ADR-0038 — Data Lineage Tracking
Date: 2026-04-08
Status: Accepted
Deciders: GNAT Platform Team
Context
GNAT’s existing EnrichmentLogModel records enrichment operations but does
not cover ingestion, export, reporting, or inter-object linking. Enterprise
operators need a cross-cutting audit trail that answers:
- “Where did this indicator come from?”
- “When was this report exported, and by whom?”
- “Has this object been normalised or modified since ingest?”
- “Which analyst linked this indicator to the investigation?”
Without cross-cutting lineage, GNAT cannot answer these questions from a single source of truth.
Decision
Add an append-only lineage event log as a thin cross-cutting concern:
LineageEventType
Seven event types covering the full object lifecycle:
| Type | Trigger |
|---|---|
INGESTED |
Object first arrives from a connector |
ENRICHED |
Enrichment dispatcher processes the object |
NORMALIZED |
Mapper normalises raw data to STIX |
LINKED |
Object linked to an investigation |
EXPORTED |
Object exported (STIX bundle, PDF, etc.) |
REPORTED |
Object included in a published report |
DELETED |
Object soft-deleted |
LineageEvent (dataclass)
Immutable record: id (UUID4), event_type, object_id (STIX ID),
object_type, actor, source, timestamp (UTC), metadata (dict).
LineageStore (SQLAlchemy)
- Table:
lineage_events(append-only; nois_deletedcolumn) - Composite index on
(object_id, timestamp)for object-timeline queries - Methods:
append(event),query(object_id),query_by_type(event_type),query_by_actor(actor),count(event_type=None) create_all()kept for test isolation; production uses Alembic migration0002_add_lineage_events.py
LineageTracker
Convenience wrapper with one record_* method per event type. Accepts
store=None for a no-op mode (safe in tests and optional deployments).

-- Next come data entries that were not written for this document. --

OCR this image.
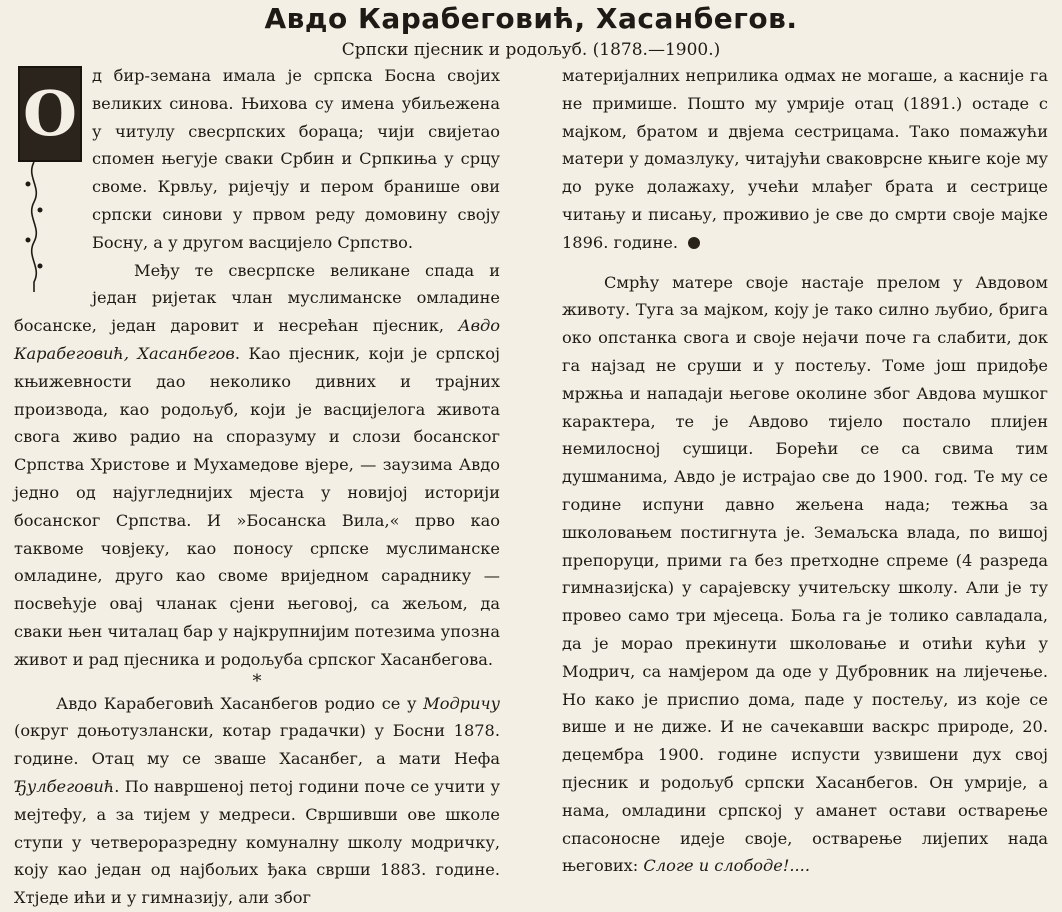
Авдо Карабеговић, Хасанбегов.
Српски пјесник и родољуб. (1878.—1900.)
О

д бир-земана имала је српска Босна својих великих синова. Њихова су имена убиљежена у читулу свесрпских бораца; чији свијетао спомен његује сваки Србин и Српкиња у срцу своме. Крвљу, ријечју и пером бранише ови српски синови у првом реду домовину своју Босну, а у другом васцијело Српство.

Међу те свесрпске великане спада и један ријетак члан муслиманске омладине босанске, један даровит и несрећан пјесник, Авдо Карабеговић, Хасанбегов. Као пјесник, који је српској књижевности дао неколико дивних и трајних производа, као родољуб, који је васцијелога живота свога живо радио на споразуму и слози босанског Српства Христове и Мухамедове вјере, — заузима Авдо једно од најугледнијих мјеста у новијој историји босанског Српства. И »Босанска Вила,« прво као таквоме човјеку, као поносу српске муслиманске омладине, друго као своме вриједном сараднику — посвећује овај чланак сјени његовој, са жељом, да сваки њен читалац бар у најкрупнијим потезима упозна живот и рад пјесника и родољуба српског Хасанбегова.

*

Авдо Карабеговић Хасанбегов родио се у Модричу (округ доњотузлански, котар градачки) у Босни 1878. године. Отац му се зваше Хасанбег, а мати Нефа Ђулбеговић. По навршеној петој години поче се учити у мејтефу, а за тијем у медреси. Свршивши ове школе ступи у четвероразредну комуналну школу модричку, коју као један од најбољих ђака сврши 1883. године. Хтједе ићи и у гимназију, али због

материјалних неприлика одмах не могаше, а касније га не примише. Пошто му умрије отац (1891.) остаде с мајком, братом и двјема сестрицама. Тако помажући матери у домазлуку, читајући сваковрсне књиге које му до руке долажаху, учећи млађег брата и сестрице читању и писању, проживио је све до смрти своје мајке 1896. године.

Смрћу матере своје настаје прелом у Авдовом животу. Туга за мајком, коју је тако силно љубио, брига око опстанка свога и своје нејачи поче га слабити, док га најзад не сруши и у постељу. Томе још придође мржња и нападаји његове околине због Авдова мушког карактера, те је Авдово тијело постало плијен немилосној сушици. Борећи се са свима тим душманима, Авдо је истрајао све до 1900. год. Те му се године испуни давно жељена нада; тежња за школовањем постигнута је. Земаљска влада, по вишој препоруци, прими га без претходне спреме (4 разреда гимназијска) у сарајевску учитељску школу. Али је ту провео само три мјесеца. Боља га је толико савладала, да је морао прекинути школовање и отићи кући у Модрич, са намјером да оде у Дубровник на лијечење. Но како је приспио дома, паде у постељу, из које се више и не диже. И не сачекавши васкрс природе, 20. децембра 1900. године испусти узвишени дух свој пјесник и родољуб српски Хасанбегов. Он умрије, а нама, омладини српској у аманет остави остварење спасоносне идеје своје, остварење лијепих нада његових: Слоге и слободе!....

Exceptions during persistence are caught and logged — lineage failure never
propagates to callers.
Integration points
gnat.dissemination.export— emitEXPORTEDafter successful exportgnat.reporting.service— emitREPORTEDonpublish()gnat.analysis.investigations.service— emitLINKEDon link operations
Consequences
Positive
- Traceability: complete object history queryable by ID
- Audit compliance: immutable append-only log satisfies data residency requirements
- No breaking changes: lineage is emitted optionally; existing code paths are unchanged
- Lightweight: single SQLAlchemy table, zero new runtime dependencies
Negative / Trade-offs
- No real-time streaming: lineage is async (fire-and-forget) — not suitable for real-time compliance hooks without an additional event bus
- In-process only: cross-service lineage (e.g. from an external TAXII consumer) requires a shared database
Deferred
- Lineage graph visualisation in the TUI/dashboard
- Cross-service lineage via HookBus
api_requestevents - Lineage retention and archival policies